The New Seattle sourcebook is not quite as thrilling as its predecessor was. Don't get me wrong; it's a nicely laid out, well written, and generally useful sourcebook for Shadowrun. It's just not as nice as the original. It's like comparing a honda civic to an old Cadillac; one of those huge monsters with the fins and stuff. They're both cars, right? And both of them will get you to the grocery store after work, and home for Christmas. But, really. Which one do you want to ride in? (And you ever tried making out in the back seat of a Civic? No elbow room.)

They both have the same info, and mostly the same stuff (although New Seattle seems to be lacking a map of downtown Seattle). The organization of New Seattle is a bit lacking; whereas the first book had convenient tabs at the top of every page ("Hmm, let's look up Corps", flip flip flip), New Seattle makes you wander around a bit more.
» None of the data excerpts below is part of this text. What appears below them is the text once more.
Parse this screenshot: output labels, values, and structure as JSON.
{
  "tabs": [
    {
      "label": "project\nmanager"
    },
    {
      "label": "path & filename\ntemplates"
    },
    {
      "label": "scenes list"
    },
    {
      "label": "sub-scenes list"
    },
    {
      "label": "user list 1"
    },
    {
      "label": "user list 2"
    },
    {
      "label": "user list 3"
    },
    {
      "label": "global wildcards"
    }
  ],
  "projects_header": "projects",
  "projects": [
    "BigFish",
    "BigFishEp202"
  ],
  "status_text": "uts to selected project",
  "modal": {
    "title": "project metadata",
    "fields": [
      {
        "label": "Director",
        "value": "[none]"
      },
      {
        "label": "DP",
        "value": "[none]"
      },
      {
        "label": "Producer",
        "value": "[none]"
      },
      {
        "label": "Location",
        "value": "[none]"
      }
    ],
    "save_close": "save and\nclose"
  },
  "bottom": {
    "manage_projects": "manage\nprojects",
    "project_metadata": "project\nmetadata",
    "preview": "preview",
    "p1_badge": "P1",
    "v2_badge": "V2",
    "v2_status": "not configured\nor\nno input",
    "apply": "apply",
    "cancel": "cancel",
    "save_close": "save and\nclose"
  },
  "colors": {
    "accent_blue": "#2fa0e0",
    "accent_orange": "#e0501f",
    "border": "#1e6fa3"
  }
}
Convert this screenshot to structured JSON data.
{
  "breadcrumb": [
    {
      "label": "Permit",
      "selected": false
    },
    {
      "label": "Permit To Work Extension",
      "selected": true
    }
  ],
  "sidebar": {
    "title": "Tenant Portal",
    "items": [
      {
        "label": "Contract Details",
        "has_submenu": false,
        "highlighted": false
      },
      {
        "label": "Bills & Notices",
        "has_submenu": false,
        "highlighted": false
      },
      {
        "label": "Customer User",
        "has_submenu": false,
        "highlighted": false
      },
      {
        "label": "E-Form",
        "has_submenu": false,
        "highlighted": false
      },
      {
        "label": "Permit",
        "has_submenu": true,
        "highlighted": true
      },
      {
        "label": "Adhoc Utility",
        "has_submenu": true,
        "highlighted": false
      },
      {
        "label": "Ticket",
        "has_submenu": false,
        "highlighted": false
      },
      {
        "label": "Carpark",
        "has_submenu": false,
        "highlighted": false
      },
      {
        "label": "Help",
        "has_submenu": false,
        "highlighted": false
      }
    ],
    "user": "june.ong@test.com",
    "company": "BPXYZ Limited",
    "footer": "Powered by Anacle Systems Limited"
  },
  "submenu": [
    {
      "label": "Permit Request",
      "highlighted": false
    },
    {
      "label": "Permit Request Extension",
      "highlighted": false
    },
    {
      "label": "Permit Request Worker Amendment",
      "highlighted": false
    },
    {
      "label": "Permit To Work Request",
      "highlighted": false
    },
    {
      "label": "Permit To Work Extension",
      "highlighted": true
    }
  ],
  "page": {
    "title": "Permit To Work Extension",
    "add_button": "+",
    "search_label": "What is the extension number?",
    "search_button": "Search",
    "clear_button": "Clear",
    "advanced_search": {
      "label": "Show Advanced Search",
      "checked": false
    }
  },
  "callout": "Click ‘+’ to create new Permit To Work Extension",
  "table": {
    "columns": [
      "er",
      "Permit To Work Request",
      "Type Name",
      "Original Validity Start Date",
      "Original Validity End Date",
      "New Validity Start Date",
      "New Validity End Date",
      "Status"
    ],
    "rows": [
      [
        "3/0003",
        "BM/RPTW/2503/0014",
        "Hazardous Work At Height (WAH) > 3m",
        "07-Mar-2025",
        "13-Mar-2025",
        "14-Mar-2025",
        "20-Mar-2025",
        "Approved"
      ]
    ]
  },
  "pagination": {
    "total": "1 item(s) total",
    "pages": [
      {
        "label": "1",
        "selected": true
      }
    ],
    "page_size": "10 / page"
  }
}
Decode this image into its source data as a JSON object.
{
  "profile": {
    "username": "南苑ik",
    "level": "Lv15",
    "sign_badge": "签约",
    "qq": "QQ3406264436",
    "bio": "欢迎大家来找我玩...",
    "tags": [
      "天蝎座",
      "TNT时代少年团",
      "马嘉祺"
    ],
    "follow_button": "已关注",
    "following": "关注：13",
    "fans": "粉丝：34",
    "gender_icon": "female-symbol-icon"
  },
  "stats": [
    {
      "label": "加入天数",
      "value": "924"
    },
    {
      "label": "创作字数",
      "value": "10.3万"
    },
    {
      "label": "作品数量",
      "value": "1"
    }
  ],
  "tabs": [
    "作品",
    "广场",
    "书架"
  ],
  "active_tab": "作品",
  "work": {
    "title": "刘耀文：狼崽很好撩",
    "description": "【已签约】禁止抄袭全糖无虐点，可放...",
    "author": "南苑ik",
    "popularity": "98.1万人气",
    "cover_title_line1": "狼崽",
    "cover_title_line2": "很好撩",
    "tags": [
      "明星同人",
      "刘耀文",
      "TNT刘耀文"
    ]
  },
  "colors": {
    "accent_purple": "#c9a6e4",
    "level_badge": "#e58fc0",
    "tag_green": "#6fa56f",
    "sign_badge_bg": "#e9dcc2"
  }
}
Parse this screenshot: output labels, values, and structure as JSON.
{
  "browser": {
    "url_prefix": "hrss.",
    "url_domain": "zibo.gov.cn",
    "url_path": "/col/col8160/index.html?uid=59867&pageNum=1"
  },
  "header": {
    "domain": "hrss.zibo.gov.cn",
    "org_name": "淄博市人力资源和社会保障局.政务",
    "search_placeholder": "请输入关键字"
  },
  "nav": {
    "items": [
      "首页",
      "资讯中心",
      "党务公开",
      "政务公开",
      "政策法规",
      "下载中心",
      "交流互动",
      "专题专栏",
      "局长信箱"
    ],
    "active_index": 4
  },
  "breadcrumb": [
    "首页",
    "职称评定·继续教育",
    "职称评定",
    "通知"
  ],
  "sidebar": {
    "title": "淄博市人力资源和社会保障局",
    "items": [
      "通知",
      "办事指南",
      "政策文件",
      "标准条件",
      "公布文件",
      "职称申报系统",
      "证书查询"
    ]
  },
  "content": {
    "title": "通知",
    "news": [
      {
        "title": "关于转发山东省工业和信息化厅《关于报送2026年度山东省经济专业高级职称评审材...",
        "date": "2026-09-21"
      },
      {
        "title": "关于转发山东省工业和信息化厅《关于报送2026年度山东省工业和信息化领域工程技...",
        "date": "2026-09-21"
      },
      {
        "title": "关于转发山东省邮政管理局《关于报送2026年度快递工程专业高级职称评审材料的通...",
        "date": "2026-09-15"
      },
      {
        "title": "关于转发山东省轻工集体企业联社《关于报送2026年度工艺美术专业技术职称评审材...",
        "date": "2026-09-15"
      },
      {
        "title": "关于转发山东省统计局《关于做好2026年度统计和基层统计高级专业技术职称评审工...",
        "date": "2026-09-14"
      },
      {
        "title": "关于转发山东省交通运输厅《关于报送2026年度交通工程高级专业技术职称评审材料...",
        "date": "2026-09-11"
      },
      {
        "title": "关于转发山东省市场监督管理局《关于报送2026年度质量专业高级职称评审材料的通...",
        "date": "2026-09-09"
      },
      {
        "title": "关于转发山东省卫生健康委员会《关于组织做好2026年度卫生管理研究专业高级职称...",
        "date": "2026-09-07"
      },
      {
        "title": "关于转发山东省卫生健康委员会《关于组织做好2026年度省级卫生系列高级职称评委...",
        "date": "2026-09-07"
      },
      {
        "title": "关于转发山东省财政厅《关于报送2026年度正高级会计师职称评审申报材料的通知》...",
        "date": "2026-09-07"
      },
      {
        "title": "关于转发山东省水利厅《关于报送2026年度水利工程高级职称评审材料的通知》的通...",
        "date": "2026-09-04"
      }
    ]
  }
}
Seattle Sourcebook was, for lack of a better word, probably the perfect rpg sourcebook. It had oodles of Data, lots of character (but no characters), and one time my brother found it in the travel guidebook section of a bookstore.

New Seattle, on the other hand, is in no danger of being mistake for a travel guide. It is, through and through, a role-playing supplement, and a good one. It's only sin is not transcending the idea as its predecessor did.